12) Larger, that potassium is more important for regulating resting membrane potential
Discussion
Myelin is a fatty, insulating substance which can be found on the axons of many neurons. Multiple Sclerosis (MS) is an inflammatory disease in which parts of the nervous system become inflamed and/or damaged resulting in wide range of symptoms. A major underlying cause of MA is demyelination or the removal/destruction of myelin sheaths and, thus, slowed communication and eventual injury to the affected axon. Oligodendrocytes are often also attacked, perhaps as part of immune response. However, the pathogenesis of all these effects is unknown (Bitsch, 2000 p. 1174) Eventually many axons have been demyelinated and adverse effects become obvious if the affected individual, but MS can have nearly any symptom which would be controlled by the nervous system, the symptoms correlating with the most damaged areas. Furthermore, axons contain sustain injury after the degeneration of the protective myelin sheath and this can be a key factor in the effects of demyelination (Bitsch, Schuchardt, Bunkowski, Kuhlmann, Brück, 2000). Channelopathy may also be a cause for cerebellar dysfunction in multiple sclerosis. (Minagar, 2012) Evidence for HCN channelopathy in human epilepsy is thus far limited. Since virtually all clear-cut evidence for any ion channelopathy in epilepsy derives from the inherited or genetic epilepsies (Poolos, 2010). However, evidence still suggest that other type of channelopathy are present in some acquired epilepsies.
References
Bitsch, A.. "Acute axonal injury in multiple sclerosis: Correlation with demyelination and inflammation." Brain 123.6 (2000): 1174-1183. Print.

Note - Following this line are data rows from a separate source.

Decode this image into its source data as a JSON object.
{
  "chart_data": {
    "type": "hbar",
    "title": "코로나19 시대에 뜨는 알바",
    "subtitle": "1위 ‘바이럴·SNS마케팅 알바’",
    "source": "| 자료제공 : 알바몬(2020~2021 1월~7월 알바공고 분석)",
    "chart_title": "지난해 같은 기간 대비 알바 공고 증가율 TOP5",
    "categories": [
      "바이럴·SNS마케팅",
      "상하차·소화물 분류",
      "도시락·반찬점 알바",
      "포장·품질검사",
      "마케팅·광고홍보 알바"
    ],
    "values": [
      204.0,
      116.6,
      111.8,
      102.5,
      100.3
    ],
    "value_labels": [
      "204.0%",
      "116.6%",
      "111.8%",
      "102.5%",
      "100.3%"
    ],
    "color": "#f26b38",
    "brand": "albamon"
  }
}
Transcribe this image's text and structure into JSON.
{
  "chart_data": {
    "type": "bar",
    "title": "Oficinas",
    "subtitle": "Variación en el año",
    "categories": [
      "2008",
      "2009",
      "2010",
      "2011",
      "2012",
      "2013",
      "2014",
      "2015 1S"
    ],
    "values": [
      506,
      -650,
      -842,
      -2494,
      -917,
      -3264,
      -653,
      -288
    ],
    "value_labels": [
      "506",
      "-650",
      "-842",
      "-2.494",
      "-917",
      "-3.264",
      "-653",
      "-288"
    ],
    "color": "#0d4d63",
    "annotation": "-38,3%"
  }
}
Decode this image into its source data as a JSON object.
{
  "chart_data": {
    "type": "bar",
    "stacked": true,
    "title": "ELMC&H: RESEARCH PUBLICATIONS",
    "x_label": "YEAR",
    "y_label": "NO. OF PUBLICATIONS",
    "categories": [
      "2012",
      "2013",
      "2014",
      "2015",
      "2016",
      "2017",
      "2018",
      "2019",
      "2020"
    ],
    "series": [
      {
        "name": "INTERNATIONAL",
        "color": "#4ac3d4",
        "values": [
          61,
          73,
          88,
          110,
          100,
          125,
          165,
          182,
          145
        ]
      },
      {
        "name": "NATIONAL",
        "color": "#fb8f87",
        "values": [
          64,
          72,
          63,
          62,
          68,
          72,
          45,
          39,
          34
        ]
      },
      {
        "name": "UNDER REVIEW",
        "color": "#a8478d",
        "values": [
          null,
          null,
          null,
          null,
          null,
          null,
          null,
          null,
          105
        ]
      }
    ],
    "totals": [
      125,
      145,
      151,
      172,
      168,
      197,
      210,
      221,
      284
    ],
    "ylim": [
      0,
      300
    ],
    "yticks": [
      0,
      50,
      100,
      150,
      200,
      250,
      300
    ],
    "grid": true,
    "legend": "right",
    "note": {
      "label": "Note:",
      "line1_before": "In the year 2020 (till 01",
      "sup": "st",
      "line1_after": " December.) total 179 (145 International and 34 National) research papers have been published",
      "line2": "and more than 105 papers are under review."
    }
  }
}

Canbay, Cahit. "The Essential Environmental Cause Of Multiple Sclerosis Disease." Progress In Electromagnetics Research 101 (2010): 375-391. Print.
Minagar, A.. "A Channelopathy Contributes to Cerebellar Dysfunction in a Model of Multiple Sclerosis." Yearbook of Neurology and Neurosurgery 2012 (2012): 69-70. Print.
Poolos, Nicholas P.. "HCN channelopathy in epilepsy." Epilepsia 51 (2010): 12-12. Print.
Poolos, Nicholas P., and Daniel Johnston. "Dendritic ion channelopathy in acquired epilepsy." Epilepsia 53 (2012): 32-40. Print.